Эмилия прижалась лицом к плечу Матеуша и обняла его за шею, и внезапно я почувствовала себя незваным гостем в этой совершенно новой семье, которую я каким-то образом помогла создать. Я покачала головой и еще раз посмотрела на сестру.

– Спасибо, – прошептала я. Меня переполняли благодарность и облегчение. Рыдания сорвались с моих губ, и я лишь повторила: – Спасибо вам!

Труда, как обычно, была смущена моим открытым проявлением эмоций. Она нетерпеливо отмахнулась от моей благодарности, но ее глаза жадно впитывали эту картину – Эмилия в объятиях ее мужа.

– Иди домой, – тихо произнесла Труда. – И пожалуйста, Алина, будь осторожна. Надеюсь, я в последний раз вижу, как ты бродишь по городу в одиночку. Это теперь совершенно небезопасно.

Я бежала всю дорогу, вверх по тропинке, через лес к холму и вниз, к дому. К тому времени, когда я добежала, уже сгущались сумерки, и я была совершенно измучена. Мои братья загоняли животных в сарай, и мы обменялись взглядами, когда я вошла в ворота. Глаза Филипе были красными, как будто он плакал весь день.

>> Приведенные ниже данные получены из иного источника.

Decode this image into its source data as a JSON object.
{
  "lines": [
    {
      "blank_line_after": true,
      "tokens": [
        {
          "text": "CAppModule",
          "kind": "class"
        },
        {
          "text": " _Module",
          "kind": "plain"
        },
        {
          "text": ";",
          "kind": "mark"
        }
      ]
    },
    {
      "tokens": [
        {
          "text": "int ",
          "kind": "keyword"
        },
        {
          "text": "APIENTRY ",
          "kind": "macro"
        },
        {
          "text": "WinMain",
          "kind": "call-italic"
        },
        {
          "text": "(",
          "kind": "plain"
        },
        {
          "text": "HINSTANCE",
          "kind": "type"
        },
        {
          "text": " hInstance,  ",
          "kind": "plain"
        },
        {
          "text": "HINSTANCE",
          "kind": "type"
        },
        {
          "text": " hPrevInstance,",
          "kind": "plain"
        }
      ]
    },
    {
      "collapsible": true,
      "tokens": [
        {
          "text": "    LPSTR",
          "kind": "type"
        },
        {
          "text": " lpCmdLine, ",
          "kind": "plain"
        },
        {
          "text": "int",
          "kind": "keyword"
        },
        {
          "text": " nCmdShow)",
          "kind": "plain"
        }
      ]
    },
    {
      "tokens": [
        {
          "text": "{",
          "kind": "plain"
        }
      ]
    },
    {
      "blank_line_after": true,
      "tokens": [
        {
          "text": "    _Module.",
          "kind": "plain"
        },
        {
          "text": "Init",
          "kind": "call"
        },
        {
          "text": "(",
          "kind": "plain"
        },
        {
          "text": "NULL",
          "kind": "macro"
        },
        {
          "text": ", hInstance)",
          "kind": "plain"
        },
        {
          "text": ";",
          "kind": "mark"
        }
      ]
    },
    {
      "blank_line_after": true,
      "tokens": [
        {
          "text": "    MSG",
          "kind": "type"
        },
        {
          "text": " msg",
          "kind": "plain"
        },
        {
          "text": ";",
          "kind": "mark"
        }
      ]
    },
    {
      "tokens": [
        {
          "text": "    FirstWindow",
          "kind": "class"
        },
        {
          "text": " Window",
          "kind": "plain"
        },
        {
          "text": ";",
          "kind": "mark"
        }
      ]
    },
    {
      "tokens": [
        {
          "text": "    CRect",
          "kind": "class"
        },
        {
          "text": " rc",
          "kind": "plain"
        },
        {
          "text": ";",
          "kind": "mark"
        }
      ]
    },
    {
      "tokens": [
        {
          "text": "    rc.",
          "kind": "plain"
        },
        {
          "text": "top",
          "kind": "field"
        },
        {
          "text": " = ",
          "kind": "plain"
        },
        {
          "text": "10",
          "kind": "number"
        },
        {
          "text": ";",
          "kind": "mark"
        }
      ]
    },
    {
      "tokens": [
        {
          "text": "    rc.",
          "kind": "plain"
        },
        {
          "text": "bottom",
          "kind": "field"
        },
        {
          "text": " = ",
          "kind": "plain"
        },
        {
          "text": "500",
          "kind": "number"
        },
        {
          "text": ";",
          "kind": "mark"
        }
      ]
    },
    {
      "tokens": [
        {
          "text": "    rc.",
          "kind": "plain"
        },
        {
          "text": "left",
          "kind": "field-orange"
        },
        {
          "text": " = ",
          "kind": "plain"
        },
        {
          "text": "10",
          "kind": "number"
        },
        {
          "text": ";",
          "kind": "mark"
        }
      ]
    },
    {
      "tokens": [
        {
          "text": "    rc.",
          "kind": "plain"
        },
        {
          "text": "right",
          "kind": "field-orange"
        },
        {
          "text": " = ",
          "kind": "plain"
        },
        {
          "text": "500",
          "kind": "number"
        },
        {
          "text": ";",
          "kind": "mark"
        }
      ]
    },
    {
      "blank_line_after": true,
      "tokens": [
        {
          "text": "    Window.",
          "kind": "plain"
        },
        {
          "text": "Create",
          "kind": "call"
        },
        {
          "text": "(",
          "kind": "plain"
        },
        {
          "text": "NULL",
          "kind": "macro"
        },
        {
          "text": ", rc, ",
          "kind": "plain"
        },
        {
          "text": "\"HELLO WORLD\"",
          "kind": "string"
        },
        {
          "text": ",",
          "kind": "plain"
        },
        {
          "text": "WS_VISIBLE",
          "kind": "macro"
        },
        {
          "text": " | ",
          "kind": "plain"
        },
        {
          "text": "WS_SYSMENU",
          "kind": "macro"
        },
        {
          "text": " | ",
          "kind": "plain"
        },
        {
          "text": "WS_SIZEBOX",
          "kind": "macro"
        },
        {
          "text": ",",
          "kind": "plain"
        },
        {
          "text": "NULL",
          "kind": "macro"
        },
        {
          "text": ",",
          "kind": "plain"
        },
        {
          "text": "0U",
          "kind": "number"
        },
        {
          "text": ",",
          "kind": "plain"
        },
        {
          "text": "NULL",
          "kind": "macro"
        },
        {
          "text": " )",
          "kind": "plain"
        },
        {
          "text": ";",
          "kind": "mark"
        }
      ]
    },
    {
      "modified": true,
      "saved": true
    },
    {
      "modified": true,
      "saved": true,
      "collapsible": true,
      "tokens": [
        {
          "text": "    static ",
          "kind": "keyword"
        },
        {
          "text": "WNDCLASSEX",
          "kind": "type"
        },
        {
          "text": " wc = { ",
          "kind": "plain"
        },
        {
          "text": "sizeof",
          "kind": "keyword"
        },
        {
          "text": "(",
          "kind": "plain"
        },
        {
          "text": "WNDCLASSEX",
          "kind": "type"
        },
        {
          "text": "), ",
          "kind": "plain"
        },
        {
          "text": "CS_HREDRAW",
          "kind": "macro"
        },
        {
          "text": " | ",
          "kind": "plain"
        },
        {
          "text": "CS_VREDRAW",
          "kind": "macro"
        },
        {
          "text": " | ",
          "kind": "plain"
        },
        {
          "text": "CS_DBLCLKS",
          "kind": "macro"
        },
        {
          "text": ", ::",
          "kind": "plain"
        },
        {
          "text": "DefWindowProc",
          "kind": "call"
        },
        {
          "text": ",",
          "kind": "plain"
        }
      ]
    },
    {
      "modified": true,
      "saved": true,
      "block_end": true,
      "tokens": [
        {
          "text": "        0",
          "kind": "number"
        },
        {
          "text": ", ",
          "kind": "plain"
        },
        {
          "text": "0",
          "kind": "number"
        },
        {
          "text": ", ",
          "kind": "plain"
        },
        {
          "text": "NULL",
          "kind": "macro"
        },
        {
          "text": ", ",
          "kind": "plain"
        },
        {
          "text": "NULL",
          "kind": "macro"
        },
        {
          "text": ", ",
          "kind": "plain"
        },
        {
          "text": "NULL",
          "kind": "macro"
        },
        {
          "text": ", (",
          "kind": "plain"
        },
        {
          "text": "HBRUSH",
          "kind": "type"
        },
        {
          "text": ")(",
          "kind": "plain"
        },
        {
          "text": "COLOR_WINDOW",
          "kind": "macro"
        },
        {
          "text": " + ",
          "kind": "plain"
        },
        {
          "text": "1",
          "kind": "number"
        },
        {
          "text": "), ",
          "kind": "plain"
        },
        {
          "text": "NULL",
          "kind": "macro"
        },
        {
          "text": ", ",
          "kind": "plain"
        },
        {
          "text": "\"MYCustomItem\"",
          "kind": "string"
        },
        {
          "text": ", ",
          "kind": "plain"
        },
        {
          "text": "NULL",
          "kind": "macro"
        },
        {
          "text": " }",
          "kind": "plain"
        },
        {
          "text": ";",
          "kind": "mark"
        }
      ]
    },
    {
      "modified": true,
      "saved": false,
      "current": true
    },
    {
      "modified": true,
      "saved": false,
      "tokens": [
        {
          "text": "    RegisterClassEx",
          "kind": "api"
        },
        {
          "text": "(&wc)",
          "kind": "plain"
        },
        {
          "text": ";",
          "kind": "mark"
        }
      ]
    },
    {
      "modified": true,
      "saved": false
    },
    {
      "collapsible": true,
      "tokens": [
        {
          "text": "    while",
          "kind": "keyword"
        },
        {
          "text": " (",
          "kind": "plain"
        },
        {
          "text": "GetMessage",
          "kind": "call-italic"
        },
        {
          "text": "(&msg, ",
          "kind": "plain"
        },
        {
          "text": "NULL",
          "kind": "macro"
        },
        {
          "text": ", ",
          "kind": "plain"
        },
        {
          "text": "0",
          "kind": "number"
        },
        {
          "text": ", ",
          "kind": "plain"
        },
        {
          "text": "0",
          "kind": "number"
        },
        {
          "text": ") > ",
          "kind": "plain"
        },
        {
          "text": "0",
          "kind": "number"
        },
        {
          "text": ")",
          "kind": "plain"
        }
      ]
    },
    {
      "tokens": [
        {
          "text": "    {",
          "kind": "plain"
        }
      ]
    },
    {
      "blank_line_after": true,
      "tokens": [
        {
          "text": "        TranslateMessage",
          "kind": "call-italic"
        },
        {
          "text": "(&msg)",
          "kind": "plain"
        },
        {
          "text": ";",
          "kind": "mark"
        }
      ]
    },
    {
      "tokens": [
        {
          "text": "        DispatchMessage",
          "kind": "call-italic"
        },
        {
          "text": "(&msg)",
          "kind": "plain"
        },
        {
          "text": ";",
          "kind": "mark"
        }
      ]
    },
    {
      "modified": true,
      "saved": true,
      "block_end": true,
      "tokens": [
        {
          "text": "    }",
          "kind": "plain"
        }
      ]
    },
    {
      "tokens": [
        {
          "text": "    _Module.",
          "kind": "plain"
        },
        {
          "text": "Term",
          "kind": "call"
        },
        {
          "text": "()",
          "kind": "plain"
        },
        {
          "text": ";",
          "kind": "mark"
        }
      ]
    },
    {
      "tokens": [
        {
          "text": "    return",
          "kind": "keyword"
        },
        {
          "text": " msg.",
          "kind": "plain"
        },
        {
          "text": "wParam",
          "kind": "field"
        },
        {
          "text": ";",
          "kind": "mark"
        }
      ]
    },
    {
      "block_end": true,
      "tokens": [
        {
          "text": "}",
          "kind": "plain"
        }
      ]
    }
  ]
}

Когда я распахнула входную дверь, обнаружила, что мама и папа стоят у обеденного стола, их руки сцеплены под ним, будто они его сдвигали. В этом не было никакого смысла – наша мебель всегда стояла на одном и том же месте, сколько я себя помню. Я встряхнула головой, как будто у меня была галлюцинация: еще одно бессмысленное событие за день, который был кошмарно сюрреалистичным, но образ не исчез.